Near the beginning of this winter’s travel on the Continental Divide, 48 miles is in the Centennial Mountains, 22 miles west of Yellowstone National Park. If the route is all powder snow, which I anticipate will be the case; my supplies dictate that my daily forward progress must be at least 2.09 miles. That is a greater average then when I was building trail during the first leg in Selway-Bitterroot Wilderness in 2008. There are some vital differences though. I am carrying an additional 2625 calories for each day, coupled with a load that is 15-30 pounds lighter.
The proper daily minimum amount is 6000 calories. Based on experience, in heavy powder conditions, I can anticipate my forward progress to be .33 miles per hour. Unfortunately, in a strong ascent, and there will be eight of them in the Centennial Mountains, I can consume 1000 calories per hour. Excluding the ascents, at 600 calories consumed per hour, I have enough food available to travel 7.5 hours per day, assuming I am physically fit. In addition, there are 1500 calories for my 18-hour camps. Since no one has ever traveled this route during the winter, only my upcoming experience will reveal whether I brought enough food.
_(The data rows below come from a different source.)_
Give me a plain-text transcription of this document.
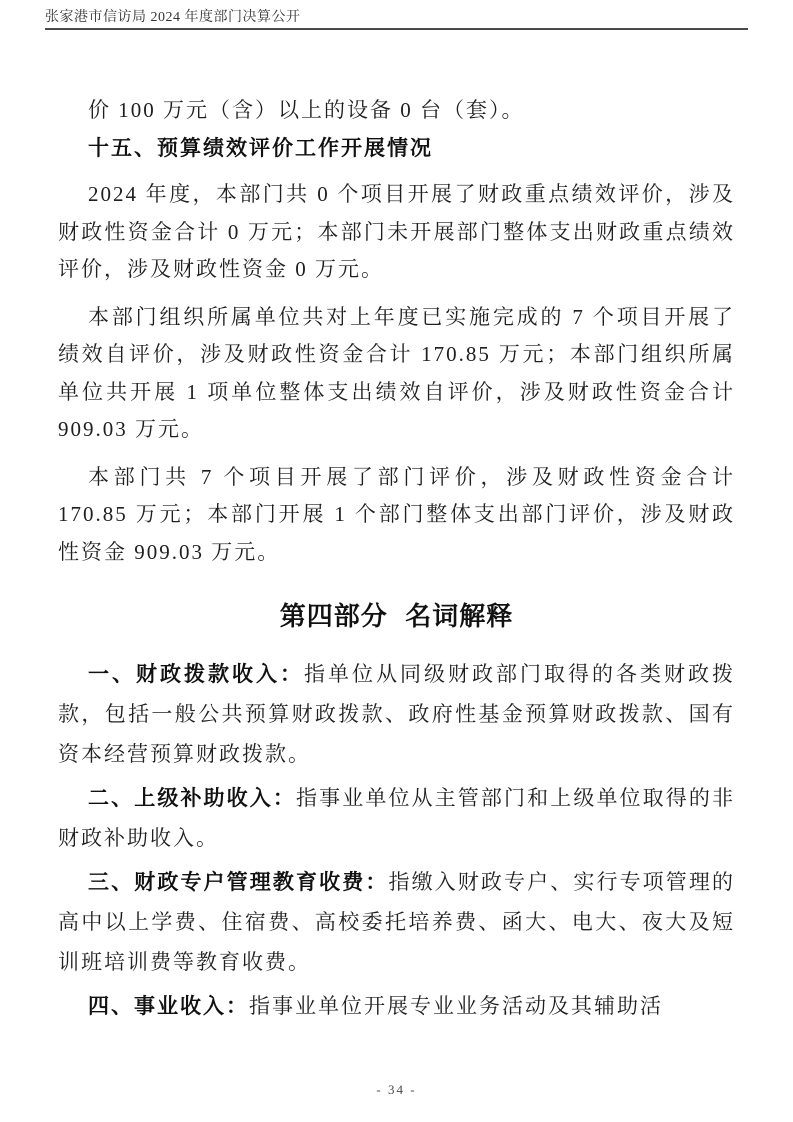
张家港市信访局 2024 年度部门决算公开

价 100 万元（含）以上的设备 0 台（套）。

十五、预算绩效评价工作开展情况

2024 年度，本部门共 0 个项目开展了财政重点绩效评价，涉及财政性资金合计 0 万元；本部门未开展部门整体支出财政重点绩效评价，涉及财政性资金 0 万元。

本部门组织所属单位共对上年度已实施完成的 7 个项目开展了绩效自评价，涉及财政性资金合计 170.85 万元；本部门组织所属单位共开展 1 项单位整体支出绩效自评价，涉及财政性资金合计 909.03 万元。

本部门共 7 个项目开展了部门评价，涉及财政性资金合计 170.85 万元；本部门开展 1 个部门整体支出部门评价，涉及财政性资金 909.03 万元。

第四部分 名词解释

一、财政拨款收入：指单位从同级财政部门取得的各类财政拨款，包括一般公共预算财政拨款、政府性基金预算财政拨款、国有资本经营预算财政拨款。

二、上级补助收入：指事业单位从主管部门和上级单位取得的非财政补助收入。

三、财政专户管理教育收费：指缴入财政专户、实行专项管理的高中以上学费、住宿费、高校委托培养费、函大、电大、夜大及短训班培训费等教育收费。

四、事业收入：指事业单位开展专业业务活动及其辅助活

- 34 -
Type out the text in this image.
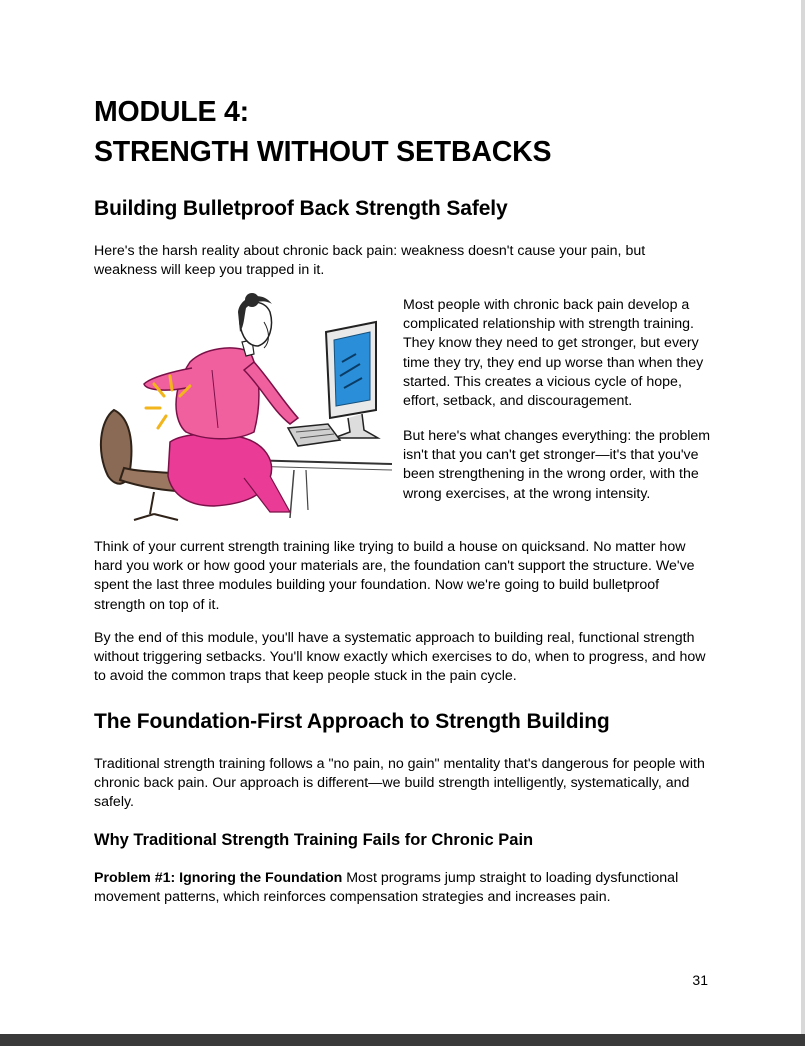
MODULE 4:
STRENGTH WITHOUT SETBACKS
Building Bulletproof Back Strength Safely

Here's the harsh reality about chronic back pain: weakness doesn't cause your pain, but weakness will keep you trapped in it.

Most people with chronic back pain develop a complicated relationship with strength training. They know they need to get stronger, but every time they try, they end up worse than when they started. This creates a vicious cycle of hope, effort, setback, and discouragement.

But here's what changes everything: the problem isn't that you can't get stronger—it's that you've been strengthening in the wrong order, with the wrong exercises, at the wrong intensity.

Think of your current strength training like trying to build a house on quicksand. No matter how hard you work or how good your materials are, the foundation can't support the structure. We've spent the last three modules building your foundation. Now we're going to build bulletproof strength on top of it.

By the end of this module, you'll have a systematic approach to building real, functional strength without triggering setbacks. You'll know exactly which exercises to do, when to progress, and how to avoid the common traps that keep people stuck in the pain cycle.

The Foundation-First Approach to Strength Building

Traditional strength training follows a "no pain, no gain" mentality that's dangerous for people with chronic back pain. Our approach is different—we build strength intelligently, systematically, and safely.

Why Traditional Strength Training Fails for Chronic Pain

Problem #1: Ignoring the Foundation Most programs jump straight to loading dysfunctional movement patterns, which reinforces compensation strategies and increases pain.

31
Reading this, one may question why I failed to place more food on the route. Weight. In extreme winter conditions, there is a balance between how much I can carry and ideal calorie allowances. I suspect Scott decided on an extra man at the last moment because of the weight of the gear and food. Since I am traveling alone, there is no sharing the camp gear’s weight, or getting assistance building a trail through deep powder.
If four persons were traveling this route, consuming the same amount of calories as I, using the leapfrog method, they would be able to travel between 7 and 10 miles per day, all forward progress. Moreover, they would be less tired at the end of the day. That is important since winter is far less forgiving about mistakes or shoddy work. There can be no shortcuts when building a winter camp, which takes at least double the time of any other season.
Other factors will challenge the trip, such as blizzards (days of no travel), extreme cold, busted equipment, and missing resupplies. My biggest question remains to be whether I will have enough food and fuel for each leg of the 270-343 miles of travel.
Note: because a strap broke on one of my snowshoes during the winter of 2008, seeking a replacement I briefly exited the trip 20 miles north of Elk Summit. My wife picked me up and we spent the first night in a nearby motel. In our room when I removed my shirt, she gasped and said I looked like a concentration camp victim. Apparently, for a short-lived period in 2008 I was very skinny.
Note two: after the Selway-Bitterroot trip was successfully completed, I reworked out the calorie numbers. I was shocked to discover that instead of approximately 5000, I only had 3375 calories available per day.